Department of Interventional Cardiology, Piedmont Heart Institute, Atlanta, GA, USA.
EuroIntervention. 2021 Apr 2;16(18):e1496-e1502. doi: 10.4244/EIJ-D-20-01090.
Multiple endpoints with varying clinical relevance are available to establish the efficacy of device-based treatments. Given the variance among blood pressure measures and medication changes in hypertension trials, we performed a win ratio analysis of outcomes in a sham-controlled, randomised trial of renal denervation (RDN) in patients with uncontrolled hypertension despite commonly prescribed antihypertensive medications. We propose a novel prioritised endpoint framework for determining the treatment benefit of RDN compared with sham control.

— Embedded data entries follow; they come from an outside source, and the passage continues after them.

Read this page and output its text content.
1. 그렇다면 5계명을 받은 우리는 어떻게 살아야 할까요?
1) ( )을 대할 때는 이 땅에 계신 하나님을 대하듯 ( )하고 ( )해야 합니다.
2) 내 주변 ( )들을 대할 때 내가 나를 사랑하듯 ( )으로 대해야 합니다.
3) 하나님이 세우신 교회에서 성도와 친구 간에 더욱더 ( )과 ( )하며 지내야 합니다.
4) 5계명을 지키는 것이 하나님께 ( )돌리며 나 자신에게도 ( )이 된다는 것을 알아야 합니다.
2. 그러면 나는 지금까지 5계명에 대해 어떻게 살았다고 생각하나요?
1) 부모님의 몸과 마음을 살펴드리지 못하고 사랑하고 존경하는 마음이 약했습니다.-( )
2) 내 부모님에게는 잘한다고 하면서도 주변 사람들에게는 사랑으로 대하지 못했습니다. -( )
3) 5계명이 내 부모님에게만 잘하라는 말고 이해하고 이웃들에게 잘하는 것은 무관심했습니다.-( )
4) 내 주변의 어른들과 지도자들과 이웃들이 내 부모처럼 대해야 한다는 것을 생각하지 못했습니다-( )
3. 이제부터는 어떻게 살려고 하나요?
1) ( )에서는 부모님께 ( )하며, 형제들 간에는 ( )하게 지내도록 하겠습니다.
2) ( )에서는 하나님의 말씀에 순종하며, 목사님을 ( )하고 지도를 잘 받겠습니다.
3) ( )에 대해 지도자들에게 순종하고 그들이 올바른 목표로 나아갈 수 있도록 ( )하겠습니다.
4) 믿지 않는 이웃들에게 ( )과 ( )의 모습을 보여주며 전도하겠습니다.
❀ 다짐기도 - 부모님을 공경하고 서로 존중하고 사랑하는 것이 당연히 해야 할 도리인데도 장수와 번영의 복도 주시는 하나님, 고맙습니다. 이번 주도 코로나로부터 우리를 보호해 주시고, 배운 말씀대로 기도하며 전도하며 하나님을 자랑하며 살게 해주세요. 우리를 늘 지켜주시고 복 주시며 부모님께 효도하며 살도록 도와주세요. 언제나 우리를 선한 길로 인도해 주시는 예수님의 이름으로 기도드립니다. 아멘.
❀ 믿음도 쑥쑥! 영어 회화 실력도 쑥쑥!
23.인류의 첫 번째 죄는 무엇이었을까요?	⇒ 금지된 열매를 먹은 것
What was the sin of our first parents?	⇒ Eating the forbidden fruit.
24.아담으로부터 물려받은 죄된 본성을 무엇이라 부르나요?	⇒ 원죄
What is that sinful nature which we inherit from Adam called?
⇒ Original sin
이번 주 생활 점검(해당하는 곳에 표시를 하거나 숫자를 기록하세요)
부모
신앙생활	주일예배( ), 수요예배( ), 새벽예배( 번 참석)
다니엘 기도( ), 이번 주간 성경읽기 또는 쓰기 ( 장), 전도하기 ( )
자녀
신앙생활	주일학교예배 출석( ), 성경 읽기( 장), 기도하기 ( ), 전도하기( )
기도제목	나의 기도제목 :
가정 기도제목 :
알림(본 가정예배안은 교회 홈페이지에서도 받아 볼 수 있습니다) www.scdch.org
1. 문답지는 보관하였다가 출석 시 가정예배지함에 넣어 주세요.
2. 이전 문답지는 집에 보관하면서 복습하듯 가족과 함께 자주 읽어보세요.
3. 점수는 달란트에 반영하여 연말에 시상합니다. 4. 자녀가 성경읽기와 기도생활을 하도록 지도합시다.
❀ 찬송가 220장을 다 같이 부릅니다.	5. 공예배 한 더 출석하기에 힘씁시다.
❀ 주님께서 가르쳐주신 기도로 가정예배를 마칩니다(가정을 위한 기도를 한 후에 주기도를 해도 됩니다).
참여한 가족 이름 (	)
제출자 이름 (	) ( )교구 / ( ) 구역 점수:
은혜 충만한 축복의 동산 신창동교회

We analysed the SPYRAL HTN-ON MED pilot study data using a prioritised hierarchical endpoint comprised of 24-hour mean ambulatory systolic blood pressure (SBP), office SBP, and medication burden. A generalised pairwise comparisons methodology (win ratio) was extended to examine this endpoint. Clinically relevant thresholds of 5 and 10 mmHg were used for comparisons of ambulatory and office SBP, respectively, and therefore to define treatment "winners" and "losers". For a total number of 1,596 unmatched pairs, the RDN subject was the winner in 1,050 pairs, the RDN subject was the loser in 378 pairs, and 168 pairs were tied. The win ratio in favour of RDN was 2.78 (95% confidence interval [CI]: 1.58 to 5.48; p<0.001) and corresponding net benefit statistic was 0.42 (95% CI: 0.20 to 0.63). Sensitivity analyses performed with differing blood pressure thresholds and according to drug adherence testing demonstrated consistent results.
The win ratio method addresses prior limitations by enabling inclusion of more patient-oriented results while prioritising those endpoints considered most clinically important. Applying these methods to the SPYRAL HTN-ON MED pilot study (ClinicalTrials.gov Identifier: NCT02439775), RDN was determined to be superior regarding a hierarchical endpoint and a "winner" compared with sham control patients.
有多种具有不同临床相关性的终点可用于确定器械治疗的疗效。鉴于高血压试验中血压测量和药物变化的差异,我们对接受肾去神经治疗(RDN)的患者进行了一项随机、假对照试验的结果进行了赢-输比分析,这些患者尽管接受了常规降压药物治疗,但血压仍未得到控制。我们提出了一种新的、优先考虑的终点框架,用于确定与假对照相比 RDN 的治疗益处。
我们使用包含 24 小时平均动态收缩压(SBP)、诊室 SBP 和药物负担的优先分层终点,对 SPYRAL HTN-ON MED 先导研究数据进行了分析。扩展了广义成对比较方法(赢-输比)来检验该终点。分别使用 5mmHg 和 10mmHg 的临床相关阈值来比较动态和诊室 SBP,从而定义治疗的“赢家”和“输家”。对于总共 1596 对未配对的患者,在 1050 对中 RDN 组的患者是“赢家”,在 378 对中 RDN 组的患者是“输家”,168 对是平局。有利于 RDN 的赢-输比为 2.78(95%置信区间[CI]:1.58 至 5.48;p<0.001),相应的净效益统计量为 0.42(95%CI:0.20 至 0.63)。根据不同的血压阈值和药物依从性测试进行的敏感性分析得出了一致的结果。
赢-输比方法通过纳入更多以患者为导向的结果并优先考虑那些被认为最具临床重要性的终点,解决了先前的局限性。将这些方法应用于 SPYRAL HTN-ON MED 先导研究(ClinicalTrials.gov 标识符:NCT02439775),与假对照患者相比,RDN 被确定在分层终点和“赢家”方面更具优势。